Изменить размер шрифта - +

И дальше сам с собою: почему красиво? Почему танец красив? Ответ: потому что это несвободное движение, потому что весь глубокий смысл танца именно в абсолютной, эстетической подчиненности, идеальной несвободе. И если верно, что наши предки отдавались танцу в самые вдохновенные моменты своей жизни (религиозные мистерии, военные парады), то это значит только одно: инстинкт несвободы издревле органически присущ человеку, и мы в теперешней нашей жизни – только сознательно…

Кончить придется после: щелкнул нумератор.

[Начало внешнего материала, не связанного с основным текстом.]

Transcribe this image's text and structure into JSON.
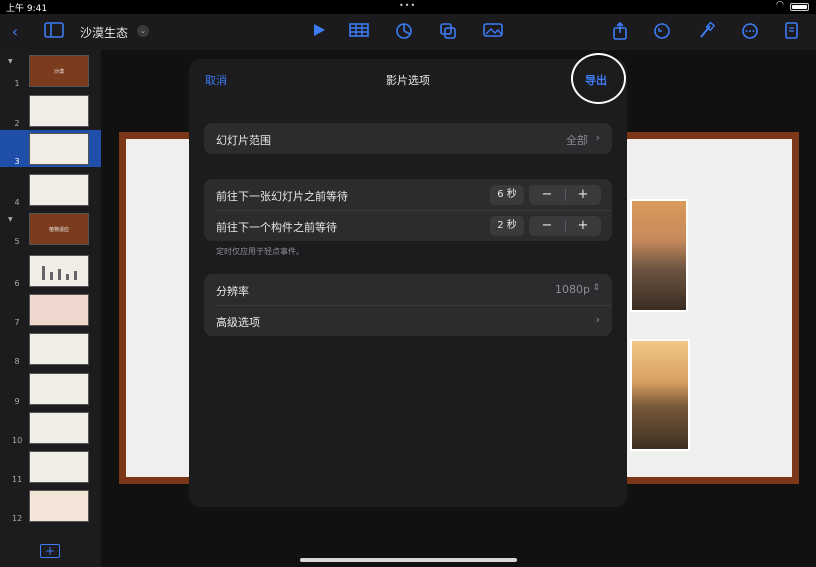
{
  "status": {
    "time": "上午 9:41"
  },
  "toolbar": {
    "doc_title": "沙漠生态"
  },
  "sidebar": {
    "slides": [
      {
        "num": "1",
        "thumb_text": "沙漠"
      },
      {
        "num": "2"
      },
      {
        "num": "3"
      },
      {
        "num": "4"
      },
      {
        "num": "5",
        "thumb_text": "植物适应"
      },
      {
        "num": "6"
      },
      {
        "num": "7"
      },
      {
        "num": "8"
      },
      {
        "num": "9"
      },
      {
        "num": "10"
      },
      {
        "num": "11"
      },
      {
        "num": "12"
      }
    ]
  },
  "modal": {
    "cancel": "取消",
    "title": "影片选项",
    "export": "导出",
    "slide_range_label": "幻灯片范围",
    "slide_range_value": "全部",
    "next_slide_label": "前往下一张幻灯片之前等待",
    "next_slide_value": "6 秒",
    "next_build_label": "前往下一个构件之前等待",
    "next_build_value": "2 秒",
    "footnote": "定时仅应用于轻点事件。",
    "resolution_label": "分辨率",
    "resolution_value": "1080p",
    "advanced_label": "高级选项",
    "stepper_minus": "−",
    "stepper_plus": "+"
  },
  "colors": {
    "accent": "#3d7cf5",
    "panel": "#1c1c1e",
    "row": "#2c2c2e"
  }
}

Я подымаю глаза: О‑90, конечно. И через полминуты она сама будет здесь: за мной на прогулку.

Милая О! – мне всегда это казалось – что она похожа на свое имя: сантиметров на 10 ниже Материнской Нормы – и оттого вся кругло обточенная, и розовое О – рот – раскрыт навстречу каждому моему слову. И еще: круглая, пухлая складочка на запястье руки – такие бывают у детей.

Когда она вошла, еще вовсю во мне гудел логический маховик, и я по инерции заговорил о только что установленной мною формуле, куда входили и мы все, и машины, и танец.

– Чудесно. Не правда ли? – спросил я.

– Да, чудесно. Весна, – розово улыбнулась мне О‑90.

Ну вот, не угодно ли: весна… Она – о весне. Женщины… Я замолчал.

Внизу. Проспект полон: в такую погоду послеобеденный личный час мы обычно тратим на дополнительную прогулку. Как всегда, Музыкальный Завод всеми своими трубами пел Марш Единого Государства. Мерными рядами, по четыре, восторженно отбивая такт, шли нумера – сотни, тысячи нумеров, в голубоватых юнифах,[1] с золотыми бляхами на груди – государственный нумер каждого и каждой. И я – мы, четверо, – одна из бесчисленных волн в этом могучем потоке. Слева от меня О‑90 (если бы это писал один из моих волосатых предков лет тысячу назад, он, вероятно, назвал бы ее этим смешным словом «моя»); справа – два каких‑то незнакомых нумера, женский и мужской.

Блаженно‑синее небо, крошечные детские солнца в каждой из блях, не омраченные безумием мыслей лица… Лучи – понимаете: все из какой‑то единой, лучистой, улыбающейся материи. А медные такты: «Тра‑та‑та‑там. Тра‑та‑та‑там», эти сверкающие на солнце медные ступени, и с каждой ступенью – вы поднимаетесь все выше, в головокружительную синеву…

И вот, так же как это было утром, на эллинге, я опять увидел, будто только вот сейчас первый раз в жизни, увидел все: непреложные прямые улицы, брызжущее лучами стекло мостовых, божественные параллелепипеды прозрачных жилищ, квадратную гармонию серо‑голубых шеренг. И так: будто не целые поколения, а я – именно я – победил старого Бога и старую жизнь, именно я создал все это, и я как башня, я боюсь двинуть локтем, чтобы не посыпались осколки стен, куполов, машин…

А затем мгновение – прыжок через века, с + на –. Мне вспомнилась (очевидно, ассоциация по контрасту) – мне вдруг вспомнилась картина в музее: их, тогдашний, двадцатых веков, проспект, оглушительно пестрая, путаная толчея людей, колес, животных, афиш, деревьев, красок, птиц… И ведь, говорят, это на самом деле было – это могло быть. Мне показалось это так неправдоподобно, так нелепо, что я не выдержал и расхохотался вдруг.

И тотчас же эхо – смех – справа. Обернулся: в глаза мне – белые – необычайно белые и острые зубы, незнакомое женское лицо.

– Простите, – сказала она, – но вы так вдохновенно все озирали, как некий мифический бог в седьмой день творения. Мне кажется, вы уверены, что и меня сотворили вы, а не кто иной. Мне очень лестно…

Все это без улыбки, я бы даже сказал, с некоторой почтительностью (может быть, ей известно, что я – строитель «Интеграла»).